[asterisk-dev] extension ordering

Tilghman Lesher tilghman at mail.jeffandtilghman.com
Sun Jan 22 21:28:40 MST 2006


On Sunday 22 January 2006 12:52, Luigi Rizzo wrote:
> i noticed that the ordering of extensions in the
> internal lists is determined by a strcmp(), which means
> that if a string is a prefix of another,
> the prefix comes first.
>
> Is there a reason for this ? because it seems contrary
> to what is at least common practice in IP routing
> (longest prefix match first), and it would seem
> convenient to me that in a dialplan you have exceptions first
> and a general rule afterwards...

We do have exceptions first and general rules afterwards.  Patterns
always come last; exact matches are searched first.  Now the exact
matches are always in alphanumeric order, because if they match, they
are ALWAYS preferred above a pattern (and they always match EXACTLY).

We could certainly optimize the order for exact matches, so the ones
which are dialled most sit at the top of the foodchain, but I doubt
that will make a big difference.  Most dialplans spend most of their
time in patterns, not in exactly matched extensions.
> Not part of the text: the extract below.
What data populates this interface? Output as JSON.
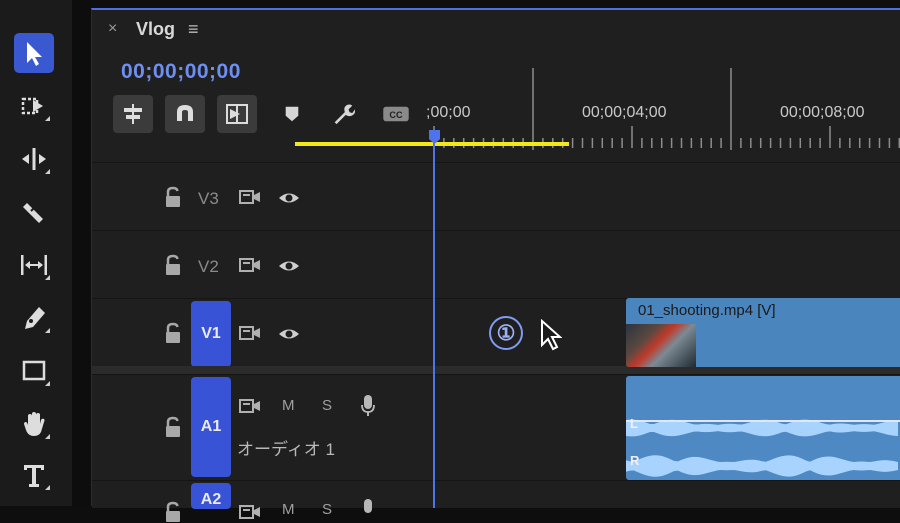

Something we might want to do is to do a bit better on the sort, since
it only happens at load time.  I think better patterns (patterns with
less possibilities for each digit) should rate better than more
ambiguous patterns.  For example, currently X rates better than Z,
when X is any of 10 digits, but Z is any of only 9.  And classes ('[]'
notation) should match better than N, Z, or X, when they specify less
than 8 digits (currently classes fall below all of these, since '['
comes after 'Z' in the ASCII table).

However, this doesn't work as well if you're loading extensions from a
database, since there isn't a very portable way of sorting results
(let alone matching the pattern in the statement handle) for
retrieval.  This means that if we're looking for a dialplan that
behaves the same no matter where we're storing the extensions, we
pretty much need to stick with something portable like strcmp().